Seorang yang disapa dokter itu kembali menghela napas. Sesaat menjeda waktu sebelum menjawab, "Kita tidak pernah tahu pasti perihal kematian."

"Jadi berapa waktu saya yang tersisa? Menurut Dokter, berapa lama saya dapat bertahan?" Nusa mencoba memberanikan diri. Ia sadar jika dirinya tidak bisa selamanya menghindar dan menyangkal kenyataan bahwa umurnya mungkin tak lagi panjang.

"Melihat tumor kamu yang cukup progresif, mungkin enam bulan, atau paling lama setahun."

"Tapi, Dokter Fahriz bilang ada kemungkinan pasien glioblastoma dapat bertahan lebih lama dari itu."

"Dek ...." Dokter Danang mencoba menenangkan tatkala kegelisahan tampak kentara dalam tubuh Nusa, "Enggak ada yang tahu pasti kapan datangnya kematian. Kita hanya bisa beranggapan setelah melihat perkembangan penyakit kamu sampai hari ini. Semua orang dengan berbagai usia bisa saja meninggal dengan cara apa saja, sesuai dengan yang telah ditentukan oleh Yang Di Atas. Kewajiban kita adalah berusaha hidup sebaik mungkin. Kita bertahan sekuat mungkin sama-sama, ya?"

Nusa meremas jemarinaya di atas paha.
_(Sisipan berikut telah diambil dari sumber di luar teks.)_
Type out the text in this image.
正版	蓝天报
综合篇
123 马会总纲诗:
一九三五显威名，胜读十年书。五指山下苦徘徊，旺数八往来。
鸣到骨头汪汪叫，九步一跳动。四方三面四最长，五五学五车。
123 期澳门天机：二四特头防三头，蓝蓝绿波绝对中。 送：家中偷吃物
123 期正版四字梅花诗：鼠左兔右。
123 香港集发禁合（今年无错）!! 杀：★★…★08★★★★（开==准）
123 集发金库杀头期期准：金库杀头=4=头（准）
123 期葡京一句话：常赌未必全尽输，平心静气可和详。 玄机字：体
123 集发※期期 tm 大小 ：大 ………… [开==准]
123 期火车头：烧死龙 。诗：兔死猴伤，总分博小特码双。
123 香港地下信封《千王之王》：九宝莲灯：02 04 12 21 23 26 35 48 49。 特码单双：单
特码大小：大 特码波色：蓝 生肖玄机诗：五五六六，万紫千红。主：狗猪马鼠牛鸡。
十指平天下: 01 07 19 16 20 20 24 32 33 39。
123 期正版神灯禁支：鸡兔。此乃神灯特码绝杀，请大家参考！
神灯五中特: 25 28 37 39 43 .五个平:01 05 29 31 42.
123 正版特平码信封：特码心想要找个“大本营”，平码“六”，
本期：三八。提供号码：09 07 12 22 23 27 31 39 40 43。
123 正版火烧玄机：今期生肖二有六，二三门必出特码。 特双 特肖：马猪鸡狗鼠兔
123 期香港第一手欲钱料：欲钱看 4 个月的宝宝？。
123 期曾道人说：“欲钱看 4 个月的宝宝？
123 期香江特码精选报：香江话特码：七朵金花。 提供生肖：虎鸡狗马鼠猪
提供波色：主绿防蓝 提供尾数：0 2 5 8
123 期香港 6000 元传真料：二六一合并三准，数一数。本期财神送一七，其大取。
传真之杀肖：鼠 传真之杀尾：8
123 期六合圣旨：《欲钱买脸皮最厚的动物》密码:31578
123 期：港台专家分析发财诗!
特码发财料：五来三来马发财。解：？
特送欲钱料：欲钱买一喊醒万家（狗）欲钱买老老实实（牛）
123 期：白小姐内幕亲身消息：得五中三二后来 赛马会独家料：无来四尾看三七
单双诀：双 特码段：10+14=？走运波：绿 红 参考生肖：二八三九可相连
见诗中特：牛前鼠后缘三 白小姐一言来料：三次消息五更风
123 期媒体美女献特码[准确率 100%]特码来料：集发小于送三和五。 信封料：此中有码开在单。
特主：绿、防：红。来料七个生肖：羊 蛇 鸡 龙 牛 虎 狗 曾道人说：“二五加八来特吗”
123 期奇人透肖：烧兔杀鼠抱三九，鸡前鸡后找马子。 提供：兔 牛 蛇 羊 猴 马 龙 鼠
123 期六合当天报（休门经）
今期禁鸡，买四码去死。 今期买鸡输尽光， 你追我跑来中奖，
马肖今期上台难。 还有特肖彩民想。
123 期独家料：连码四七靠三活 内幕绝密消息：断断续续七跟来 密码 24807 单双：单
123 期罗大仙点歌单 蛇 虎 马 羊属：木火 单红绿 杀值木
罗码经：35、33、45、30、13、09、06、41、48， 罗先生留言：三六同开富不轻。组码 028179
Berusaha menetralkan perasaannya yang jauh dari kata baik-baik saja setelah mendengar perkataan Dokter Danang.

"Apa ada gejala lain yang muncul?"

"Gejala lain, maksud Dokter?"

"Lobus frontal bertanggung jawab atas pengendalian gerakan, ucapan, memori dan fungsi intelektual, hingga kepribadian. Sejauh ini tidak ada gejala yang menganggu terkait apa yang saya sebutkan, kan?"

Nusa menggeleng.

Dokter Danang untuk kesekian kalinya mengambil napas panjang. "Kamu pasti akan merasa tidak nyaman seiring berjalannya waktu. Kita bisa mengurangi rasa sakit dengan obat, tapi ke depannya mungkin akan muncul penurunan motorik, ingatan, atau kemampuan bicara yang akan mengganggu aktivitas sehari-hari. Kita akan perlambat sebisa mungkin dengan obat. Nanti saya resepkan obat untuk dikonsumsi. Jika terjadi apa-apa, jangan sungkan untuk menghubungi saya."
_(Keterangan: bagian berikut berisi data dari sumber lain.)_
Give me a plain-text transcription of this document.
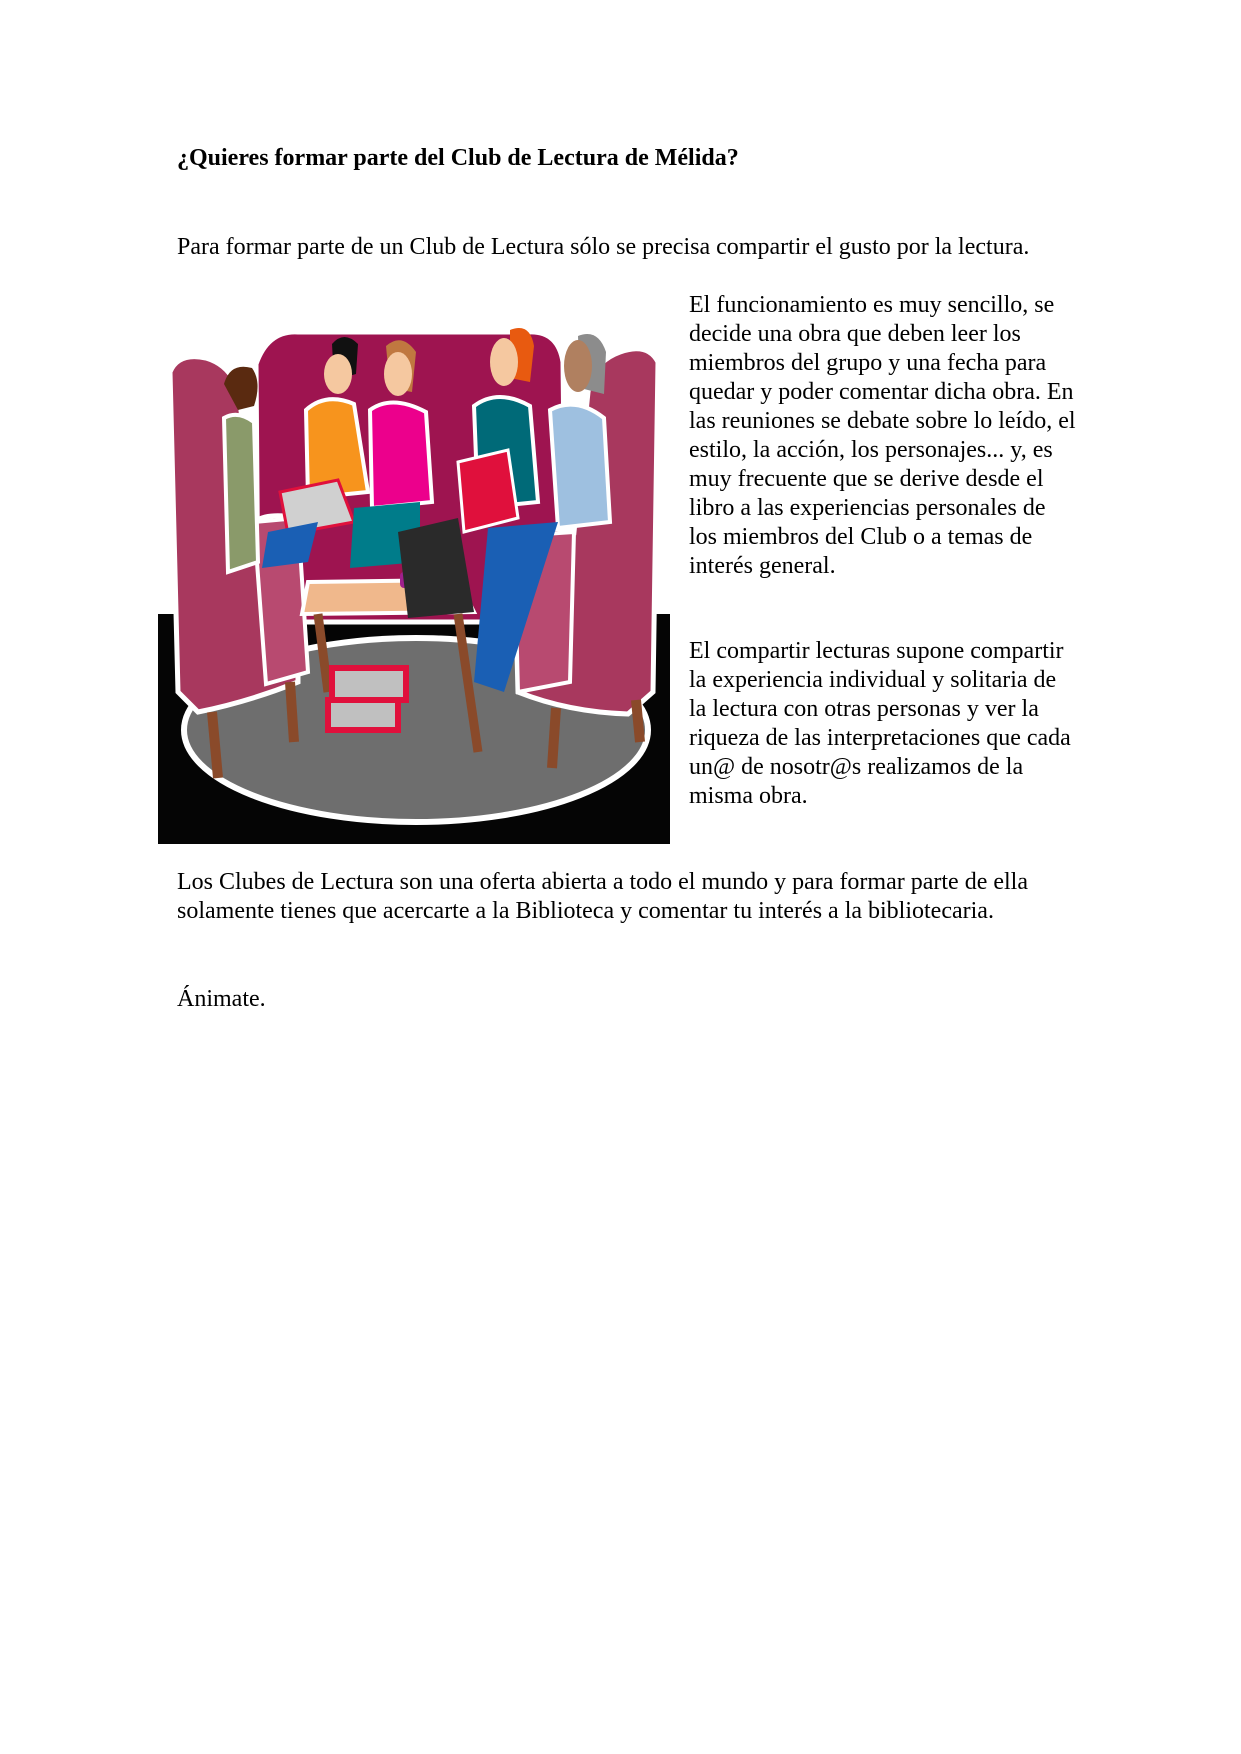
¿Quieres formar parte del Club de Lectura de Mélida?

Para formar parte de un Club de Lectura sólo se precisa compartir el gusto por la lectura.

El funcionamiento es muy sencillo, se decide una obra que deben leer los miembros del grupo y una fecha para quedar y poder comentar dicha obra. En las reuniones se debate sobre lo leído, el estilo, la acción, los personajes... y, es muy frecuente que se derive desde el libro a las experiencias personales de los miembros del Club o a temas de interés general.

El compartir lecturas supone compartir la experiencia individual y solitaria de la lectura con otras personas y ver la riqueza de las interpretaciones que cada un@ de nosotr@s realizamos de la misma obra.

Los Clubes de Lectura son una oferta abierta a todo el mundo y para formar parte de ella solamente tienes que acercarte a la Biblioteca y comentar tu interés a la bibliotecaria.

Ánimate.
Tiada kata yang dapat bibir Nusa keluarkan untuk merespons penjelasan terakhir. Ia berjalan setengah linglung ke luar ruangan dokter spesialis bedah syaraf itu. Terlalu banyak hal yang menumpuk di pikirannya. Dibanding memikirkan umurnya yang tersisa tak seberapa, ia lebih banyak mengkhawatirkan kemungkinan-kemungkinan buruk yang mungkin akan ia lalui sebelum kematiannya tiba. Bagaimana ia dapat hidup menjadi Kaisar Nusa Sagara, jika suatu waktu Tuhan menyita memori dan kemampuan bicara. Siapa yang akan merawat kakaknya ketika ia tak lagi dapat berbuat apa-apa. Dan bagaimana bisa ia bersikap seolah baik-baik saja di depan semua orang sedang penyakit itu akan terus menggerogoti kesehatannya. Ia tak cukup yakin dapat bertahan dalam situasi seperti itu.